# Need your suggestions for buy a DSLR . . .



## jero25 (Oct 28, 2011)

I'm planning to buy a DSLR camera . .
Budget is around Rs.40000/- . .
Need your valuable suggestions  . .
Thank you . .


----------



## sujoyp (Oct 29, 2011)

Do you want a discussion or a suggestion  just kidding

Write down what will you shoot , any brand preference, budget of lenses in future


----------



## warrior047 (Nov 2, 2011)

jero25 said:


> I'm planning to buy a DSLR camera . .
> Budget is around Rs.40000/- . .
> Need your valuable suggestions  . .
> Thank you . .



He he .... answer what sujoy asked.
Meanwhile, with that budget I can suggest you to the superb Nikon D5100 @ 38k MRP. Check out else where at 35k if am nt wrong. This comes only with basic lens.


----------



## sujoyp (Nov 2, 2011)

yaah if I have to give a vague suggestion I will say get D5100 with 18-105 lens....thats a good combo to start


----------



## prabhu.wali (Nov 3, 2011)

may be he can get the  d3100 body only and go for the sigma 18-200mm lens *www.flipkart.com/cameras/lenses/it...ref=7492014a-15ae-464b-a6d6-0f0a8e5f85a4.what say?


----------



## sujoyp (Nov 4, 2011)

Naah sigma 18-200 is not at all a good lens...people do not recommend it anywhere...if anyone want all in one solution get nikon 18-200 VR or Tamron 18-270

Else get canon combo with 18-135 lens ...
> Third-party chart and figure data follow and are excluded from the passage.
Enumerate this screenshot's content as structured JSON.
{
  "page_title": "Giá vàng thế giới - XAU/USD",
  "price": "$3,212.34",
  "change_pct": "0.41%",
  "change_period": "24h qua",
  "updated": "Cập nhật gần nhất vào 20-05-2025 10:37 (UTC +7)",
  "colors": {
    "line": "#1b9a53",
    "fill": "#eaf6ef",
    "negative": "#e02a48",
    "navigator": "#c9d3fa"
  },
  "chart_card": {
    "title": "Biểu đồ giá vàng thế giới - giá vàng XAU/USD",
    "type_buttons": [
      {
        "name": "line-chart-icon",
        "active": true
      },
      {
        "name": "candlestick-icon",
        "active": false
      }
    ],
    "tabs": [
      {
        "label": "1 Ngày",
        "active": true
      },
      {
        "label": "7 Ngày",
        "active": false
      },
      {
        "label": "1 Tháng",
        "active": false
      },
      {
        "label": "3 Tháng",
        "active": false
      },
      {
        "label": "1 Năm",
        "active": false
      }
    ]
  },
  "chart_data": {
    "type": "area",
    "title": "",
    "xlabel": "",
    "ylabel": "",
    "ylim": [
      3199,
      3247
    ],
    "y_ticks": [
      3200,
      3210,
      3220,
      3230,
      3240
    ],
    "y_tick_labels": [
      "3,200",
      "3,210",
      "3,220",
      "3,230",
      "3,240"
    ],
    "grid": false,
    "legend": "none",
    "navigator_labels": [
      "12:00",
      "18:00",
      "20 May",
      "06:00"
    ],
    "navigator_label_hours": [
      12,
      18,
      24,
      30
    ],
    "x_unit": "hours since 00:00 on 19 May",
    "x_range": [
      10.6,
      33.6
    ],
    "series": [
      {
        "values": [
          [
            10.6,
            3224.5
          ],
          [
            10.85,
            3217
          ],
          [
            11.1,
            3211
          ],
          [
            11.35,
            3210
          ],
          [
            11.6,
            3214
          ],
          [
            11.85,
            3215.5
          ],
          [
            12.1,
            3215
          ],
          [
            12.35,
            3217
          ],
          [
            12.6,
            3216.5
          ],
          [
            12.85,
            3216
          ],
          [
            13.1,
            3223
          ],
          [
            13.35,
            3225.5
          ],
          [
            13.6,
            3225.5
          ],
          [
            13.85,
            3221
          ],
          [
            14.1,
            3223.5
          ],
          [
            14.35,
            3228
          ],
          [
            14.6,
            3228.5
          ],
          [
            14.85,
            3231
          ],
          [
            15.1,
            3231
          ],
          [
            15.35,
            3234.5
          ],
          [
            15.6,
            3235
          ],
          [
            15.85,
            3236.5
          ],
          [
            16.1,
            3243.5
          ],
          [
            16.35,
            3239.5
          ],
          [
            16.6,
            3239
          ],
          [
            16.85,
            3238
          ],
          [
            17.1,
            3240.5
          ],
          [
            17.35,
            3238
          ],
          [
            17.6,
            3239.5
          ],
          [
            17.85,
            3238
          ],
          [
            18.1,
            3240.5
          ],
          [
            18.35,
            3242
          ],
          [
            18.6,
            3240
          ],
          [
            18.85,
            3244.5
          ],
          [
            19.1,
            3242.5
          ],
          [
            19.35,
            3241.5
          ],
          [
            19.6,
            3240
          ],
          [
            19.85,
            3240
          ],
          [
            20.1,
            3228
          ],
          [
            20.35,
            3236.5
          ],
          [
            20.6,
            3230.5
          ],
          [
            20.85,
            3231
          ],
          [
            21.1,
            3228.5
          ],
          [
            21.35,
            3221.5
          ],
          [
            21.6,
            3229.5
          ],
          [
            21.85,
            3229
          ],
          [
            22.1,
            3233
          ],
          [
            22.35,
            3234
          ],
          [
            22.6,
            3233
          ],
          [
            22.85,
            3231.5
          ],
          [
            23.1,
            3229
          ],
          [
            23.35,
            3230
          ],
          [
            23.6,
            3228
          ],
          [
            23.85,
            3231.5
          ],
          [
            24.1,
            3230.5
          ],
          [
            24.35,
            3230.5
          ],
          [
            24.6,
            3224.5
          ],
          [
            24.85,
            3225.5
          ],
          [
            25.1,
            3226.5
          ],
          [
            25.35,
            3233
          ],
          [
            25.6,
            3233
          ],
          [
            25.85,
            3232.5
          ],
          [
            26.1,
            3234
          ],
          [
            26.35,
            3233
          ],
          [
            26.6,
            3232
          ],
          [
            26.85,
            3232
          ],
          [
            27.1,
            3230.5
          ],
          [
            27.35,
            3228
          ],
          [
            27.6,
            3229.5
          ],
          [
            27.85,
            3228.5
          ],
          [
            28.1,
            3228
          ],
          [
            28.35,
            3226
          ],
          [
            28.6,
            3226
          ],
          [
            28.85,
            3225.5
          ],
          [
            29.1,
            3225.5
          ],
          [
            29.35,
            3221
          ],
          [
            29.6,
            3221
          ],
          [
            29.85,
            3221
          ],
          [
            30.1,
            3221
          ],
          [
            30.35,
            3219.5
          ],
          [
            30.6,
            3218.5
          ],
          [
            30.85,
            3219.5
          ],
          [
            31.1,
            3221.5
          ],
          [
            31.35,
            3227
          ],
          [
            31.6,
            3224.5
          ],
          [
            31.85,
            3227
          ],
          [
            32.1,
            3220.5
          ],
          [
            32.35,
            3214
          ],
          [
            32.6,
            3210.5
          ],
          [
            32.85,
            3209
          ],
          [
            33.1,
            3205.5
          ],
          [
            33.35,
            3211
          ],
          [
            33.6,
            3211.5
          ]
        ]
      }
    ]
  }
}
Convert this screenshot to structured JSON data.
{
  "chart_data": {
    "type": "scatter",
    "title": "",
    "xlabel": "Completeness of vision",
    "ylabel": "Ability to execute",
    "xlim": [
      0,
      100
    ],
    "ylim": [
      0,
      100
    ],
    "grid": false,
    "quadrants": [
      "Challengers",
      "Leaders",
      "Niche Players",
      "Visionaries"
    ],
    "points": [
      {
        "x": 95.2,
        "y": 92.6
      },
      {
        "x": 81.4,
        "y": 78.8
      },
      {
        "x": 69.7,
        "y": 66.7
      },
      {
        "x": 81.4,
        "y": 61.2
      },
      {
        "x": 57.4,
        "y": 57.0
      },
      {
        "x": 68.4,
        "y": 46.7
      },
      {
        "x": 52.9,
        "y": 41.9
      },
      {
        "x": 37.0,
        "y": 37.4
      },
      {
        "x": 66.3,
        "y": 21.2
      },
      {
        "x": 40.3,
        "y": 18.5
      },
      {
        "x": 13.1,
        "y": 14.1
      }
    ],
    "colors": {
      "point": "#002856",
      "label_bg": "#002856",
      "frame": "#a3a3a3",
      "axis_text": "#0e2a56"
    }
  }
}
Better go for D5100+18-105 for now and get a 55-300 VR later


----------



## prabhu.wali (Nov 4, 2011)

but i thought optically sigma was on par with the nikon and its was the build quality that was the downside in the sigma


----------



## Zangetsu (Nov 4, 2011)

prabhu.wali said:


> but i thought optically sigma was on par with the nikon and its was the build quality that was the downside in the sigma



sigma is good but the number of service center in India is very very less as compared to Tamron & Nikon 

@jero25: get the Nikon D5100.


----------



## sujoyp (Nov 4, 2011)

sigma 18-200 is a compromise at every level...no lens stabilisation...less sharp then Nikkor 55-200 ....no image stabilisation soo poor in low light....have distortion above 150mm...unusable at 200mm 

The tamron 18-270 I am talking about cost nearly 27k and have IS and much better


----------



## prabhu.wali (Nov 4, 2011)

hands down


----------



## sujoyp (Nov 4, 2011)

I would also love to have a 18-200 lens but all good lens of this range cost more then 25k...Nikon 18-200 VRII cost more than 35k


----------



## prabhu.wali (Nov 4, 2011)

sadly yes and even more for the fixed aperture


----------